The biophysical basis for electrocardiographic evaluation of myocardial ischemia stems from the notion that ischemic tissues develop, with relative uniformity, along the endo-cardial aspects of the heart. These injured regions of subendocardial tissue give rise to intramural currents that lead to ST segment deflections within electrocardiogram (ECG) recordings. The concept of subendocardial ischemic regions is often used in clinical practice,providing a simple and intuitive description of ischemic injury; however, such a model grossly oversimplifies the presentation of ischemic disease -inadvertently leading to errors in ECG-based diagnoses. Furthermore, recent experimental studies have brought into question the subendocardial ischemia paradigm, suggesting instead a more distributed pattern of tissue injury.

Computer models have often been employed to complement experimental approaches and have a robust history in cardiac simulation. We, therefore, have developed a compu-tational simulation framework aimed at elucidating the effects of ischemia on measurable cardiac and body surface potentials. In assessing the utility of our simulation framework, we considered three modeling scenarios.

First, we simulated, visualized, and analyzed experimentally derived acute myocardial ischemic events using, as a driver, measured intramural electrograms extracted from large animal experiments. We reconstructed epicardial potentials that reflected both qualitative (feature comparison) and quantitative (correlation, error, and significance) agreement with experimentally obtained epicardial measurements.

Second, we replicated our ischemia simulation protocols with the additional inclusion of subject-specific ischemic zone source representations, which we identified and extracted by way of processed electrogram thresholding, from mapped intramyocardial potentials within the cardiac volume. Resulting epicardial potentials showed improvement over previous a studies in both qualitative and quantitative metrics.

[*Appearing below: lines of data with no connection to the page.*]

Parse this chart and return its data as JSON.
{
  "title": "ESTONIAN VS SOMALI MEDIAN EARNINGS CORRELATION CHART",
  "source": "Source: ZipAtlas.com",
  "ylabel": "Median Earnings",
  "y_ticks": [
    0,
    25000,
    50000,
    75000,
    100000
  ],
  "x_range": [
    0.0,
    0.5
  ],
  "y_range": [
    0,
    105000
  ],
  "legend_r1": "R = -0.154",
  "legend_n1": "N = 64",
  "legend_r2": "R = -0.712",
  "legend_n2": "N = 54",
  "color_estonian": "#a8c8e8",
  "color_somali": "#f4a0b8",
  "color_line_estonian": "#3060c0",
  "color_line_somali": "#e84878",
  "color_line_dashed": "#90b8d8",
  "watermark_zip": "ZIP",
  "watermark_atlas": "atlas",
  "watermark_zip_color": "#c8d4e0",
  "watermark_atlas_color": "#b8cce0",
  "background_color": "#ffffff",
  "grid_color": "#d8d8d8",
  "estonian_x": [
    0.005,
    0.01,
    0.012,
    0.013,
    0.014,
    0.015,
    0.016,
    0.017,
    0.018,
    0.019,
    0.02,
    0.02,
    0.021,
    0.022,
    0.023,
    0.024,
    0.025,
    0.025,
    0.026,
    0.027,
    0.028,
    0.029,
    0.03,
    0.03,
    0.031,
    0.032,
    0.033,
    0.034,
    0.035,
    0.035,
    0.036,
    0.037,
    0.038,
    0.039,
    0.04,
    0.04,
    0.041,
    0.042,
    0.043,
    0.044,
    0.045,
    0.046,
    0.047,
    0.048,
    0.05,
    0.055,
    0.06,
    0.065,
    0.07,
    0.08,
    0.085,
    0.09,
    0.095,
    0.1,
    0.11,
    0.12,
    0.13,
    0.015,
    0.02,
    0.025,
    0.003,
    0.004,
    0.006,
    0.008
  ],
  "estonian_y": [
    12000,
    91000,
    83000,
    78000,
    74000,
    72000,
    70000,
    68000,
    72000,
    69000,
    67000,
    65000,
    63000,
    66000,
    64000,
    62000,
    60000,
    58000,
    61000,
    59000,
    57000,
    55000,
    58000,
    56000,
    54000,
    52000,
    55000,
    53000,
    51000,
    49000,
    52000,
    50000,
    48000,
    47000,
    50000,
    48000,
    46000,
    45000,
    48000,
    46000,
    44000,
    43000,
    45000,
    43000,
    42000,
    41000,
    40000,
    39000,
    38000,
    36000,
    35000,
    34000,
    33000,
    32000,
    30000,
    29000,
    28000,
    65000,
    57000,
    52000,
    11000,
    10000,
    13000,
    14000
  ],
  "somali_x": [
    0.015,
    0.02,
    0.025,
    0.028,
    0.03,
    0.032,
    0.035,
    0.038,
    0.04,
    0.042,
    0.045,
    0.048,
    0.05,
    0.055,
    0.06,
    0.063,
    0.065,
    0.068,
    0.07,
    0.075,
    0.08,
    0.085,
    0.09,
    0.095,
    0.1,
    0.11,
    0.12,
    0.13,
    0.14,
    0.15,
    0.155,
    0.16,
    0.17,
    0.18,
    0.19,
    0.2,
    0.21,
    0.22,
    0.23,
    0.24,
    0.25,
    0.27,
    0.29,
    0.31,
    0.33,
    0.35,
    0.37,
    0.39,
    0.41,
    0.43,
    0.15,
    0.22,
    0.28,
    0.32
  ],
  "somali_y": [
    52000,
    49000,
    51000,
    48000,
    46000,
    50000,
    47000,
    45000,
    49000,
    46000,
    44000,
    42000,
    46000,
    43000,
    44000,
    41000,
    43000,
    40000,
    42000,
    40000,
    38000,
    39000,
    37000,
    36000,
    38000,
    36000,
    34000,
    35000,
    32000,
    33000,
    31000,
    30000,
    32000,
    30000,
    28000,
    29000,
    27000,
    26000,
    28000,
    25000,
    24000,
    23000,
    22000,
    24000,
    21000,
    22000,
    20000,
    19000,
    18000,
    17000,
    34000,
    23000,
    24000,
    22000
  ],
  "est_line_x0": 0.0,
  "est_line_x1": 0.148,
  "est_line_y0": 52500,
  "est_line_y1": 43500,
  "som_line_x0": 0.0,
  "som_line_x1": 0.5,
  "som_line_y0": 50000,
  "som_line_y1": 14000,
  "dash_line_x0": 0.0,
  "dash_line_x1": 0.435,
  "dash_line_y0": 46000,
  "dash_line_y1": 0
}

Third, we incorporated our cardiac modeling framework into a torso-based forward simulation pipeline to generate and analyze ECG markers associated with subject-specific ischemic zone representations. Subject-specific ECG markers identified several instances in which the current clinical diagnostic protocol fails to capture, or explain, the underlying ischemic condition.

We propose this novel framework as a means to advance the understanding of the underlying mechanisms of ischemic disease while simultaneously putting in place the computational infrastructure necessary to study and improve ischemia models aimed at reducing diagnostic errors in the clinic.